Schoonhoven continued to paint illusionistic murals that explored time, geography, the environment and Los Angeles throughout the 1990s. In 1999, he was privately commissioned to create a 12-by-71-foot historical panorama of Jewish physicians and scientists at Cedars Sinai Medical Center. In an interview with the LA Times, he said: “When the Fine Arts Squad began, this was the kind of art we pitted ourselves against,” he said. “But that was 25 years ago. As the years go by, you find that the revolution isn’t so important. I still have the same joy in terms of painting, and I love history. Maybe it’s my destiny to take something that seems stodgy and find a way to bring it to life again.”

==Legacy==
In addition to LACMA, Schoonhoven's work has been exhibited at museums including the Los Angeles Museum of Contemporary Art, the Walker Art Center, San Antonio Museum of Art, the Smithsonian Museum of American Art, and the Crocker Art Museum, among others.

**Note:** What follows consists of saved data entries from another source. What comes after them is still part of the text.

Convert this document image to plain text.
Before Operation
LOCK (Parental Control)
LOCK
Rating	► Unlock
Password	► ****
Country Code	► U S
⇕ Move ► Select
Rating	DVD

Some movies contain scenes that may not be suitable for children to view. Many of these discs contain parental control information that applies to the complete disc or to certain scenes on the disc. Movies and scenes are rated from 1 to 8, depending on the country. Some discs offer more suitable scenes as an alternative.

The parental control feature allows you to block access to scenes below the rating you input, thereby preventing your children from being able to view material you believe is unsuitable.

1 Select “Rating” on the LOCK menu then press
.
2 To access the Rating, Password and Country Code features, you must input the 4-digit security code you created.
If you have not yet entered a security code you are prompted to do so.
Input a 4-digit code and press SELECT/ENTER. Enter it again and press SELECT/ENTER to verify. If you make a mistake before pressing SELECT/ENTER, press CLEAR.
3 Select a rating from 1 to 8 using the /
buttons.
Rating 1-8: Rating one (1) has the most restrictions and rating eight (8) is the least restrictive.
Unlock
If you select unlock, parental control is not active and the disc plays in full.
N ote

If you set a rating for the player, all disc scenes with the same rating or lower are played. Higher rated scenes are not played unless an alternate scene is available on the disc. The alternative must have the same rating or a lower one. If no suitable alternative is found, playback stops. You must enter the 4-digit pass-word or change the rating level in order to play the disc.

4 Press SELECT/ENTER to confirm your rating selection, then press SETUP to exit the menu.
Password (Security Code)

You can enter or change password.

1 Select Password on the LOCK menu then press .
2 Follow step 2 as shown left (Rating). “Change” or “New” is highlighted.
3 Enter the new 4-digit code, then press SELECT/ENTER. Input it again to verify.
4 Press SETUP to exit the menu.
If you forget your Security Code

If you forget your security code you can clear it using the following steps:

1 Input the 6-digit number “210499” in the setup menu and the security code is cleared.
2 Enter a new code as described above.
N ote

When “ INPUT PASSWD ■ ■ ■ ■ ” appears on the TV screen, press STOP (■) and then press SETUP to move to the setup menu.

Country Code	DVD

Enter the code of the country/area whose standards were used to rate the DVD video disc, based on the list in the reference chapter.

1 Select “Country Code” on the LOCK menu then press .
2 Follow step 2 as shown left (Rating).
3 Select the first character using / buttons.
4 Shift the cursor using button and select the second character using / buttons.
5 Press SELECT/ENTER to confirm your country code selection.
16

An LA Fine Arts Squad retrospective was held at the Cardwell Jimmerson Contemporary Art Gallery in 2011; it included two dozen images and drawings by Schoonhoven and Henderson. Under the Big Black Sun, a 2012 exhibit at the Museum of Contemporary Art, featured Downtown LA Underwater. Critic Connie Butler wrote: "This watery landscape of a post-tsunami Los Angeles stands in for a powerful history of public murals all over the city. " His papers are archived at the Smithsonian.

== Personal life ==
Schoonhoven and his wife, Sheila Maidan Schoonhoven, a dancer and ceramicist, lived in the Larchmont neighborhood in Los Angeles. They had two children. He died of melanoma in 2001.